Boice and his students speak to my confusion about what "the conversation" is and where it is happening. Looking back, I can see that "the conversation" is not something that I can simply find, but something that I have to, in part, create. What I was able to learn at UCA and which is reiterated by Boice is that there are many different conversations going on in academia, in the public sphere, and within ourselves. Honors tried to teach us that if we could learn where these conversations talked passed each other and get them to talk to each other then we could make a contribution to each of those conversations. The term "the conversation" only stress the idea that through interdisciplinarity and cosmopolitanism we can talk over the walls of academic discipline, national boundaries, or ideological differences, not that there is a single conversation that follows students of the UCA Honors College.
Boice reminds me that when I write inspiration or my muse are not simply going to come and reveal themselves to me. They are products of cultivating an interest. Like the poetic muse, when I first heard it talked about I thought "the conversation" was a ghost of writing fortune.
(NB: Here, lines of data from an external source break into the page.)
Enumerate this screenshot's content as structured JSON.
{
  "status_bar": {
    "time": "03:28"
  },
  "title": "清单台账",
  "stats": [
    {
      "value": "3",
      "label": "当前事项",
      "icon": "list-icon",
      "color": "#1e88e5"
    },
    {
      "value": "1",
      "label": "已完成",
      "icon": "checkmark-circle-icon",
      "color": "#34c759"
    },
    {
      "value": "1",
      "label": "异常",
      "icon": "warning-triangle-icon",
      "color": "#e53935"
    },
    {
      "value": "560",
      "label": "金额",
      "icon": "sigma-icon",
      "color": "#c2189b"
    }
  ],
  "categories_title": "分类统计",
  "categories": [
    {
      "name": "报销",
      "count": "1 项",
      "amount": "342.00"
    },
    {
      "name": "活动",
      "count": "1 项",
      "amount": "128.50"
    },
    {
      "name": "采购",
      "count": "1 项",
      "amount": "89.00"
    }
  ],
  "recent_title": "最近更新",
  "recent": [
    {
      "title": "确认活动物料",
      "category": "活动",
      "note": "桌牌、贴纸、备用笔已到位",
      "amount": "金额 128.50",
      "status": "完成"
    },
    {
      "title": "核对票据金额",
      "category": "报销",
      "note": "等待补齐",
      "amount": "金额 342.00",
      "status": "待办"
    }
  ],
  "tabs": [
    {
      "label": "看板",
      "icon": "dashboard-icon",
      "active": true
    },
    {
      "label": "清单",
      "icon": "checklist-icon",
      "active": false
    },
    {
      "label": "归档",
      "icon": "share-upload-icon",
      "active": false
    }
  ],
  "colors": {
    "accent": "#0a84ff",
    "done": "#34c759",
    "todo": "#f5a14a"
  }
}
I thought it was something that was just suppose to happen, but Boice reminds that "the conversation" is the metaphorical product of many conversations. He puts the focus of contributing to a conversation on the listening and reading parts of that interaction. In order to continue the metaphorical conservation, I must be an active observer to many actual conversations.
I think the "converation" is related to "discourse" and all that theory. I can dig it, mostly. But I really think idiolect is where language begins. If you can "call" out "in the wilderness" of the voiceless than you can start talking something that ain't jive.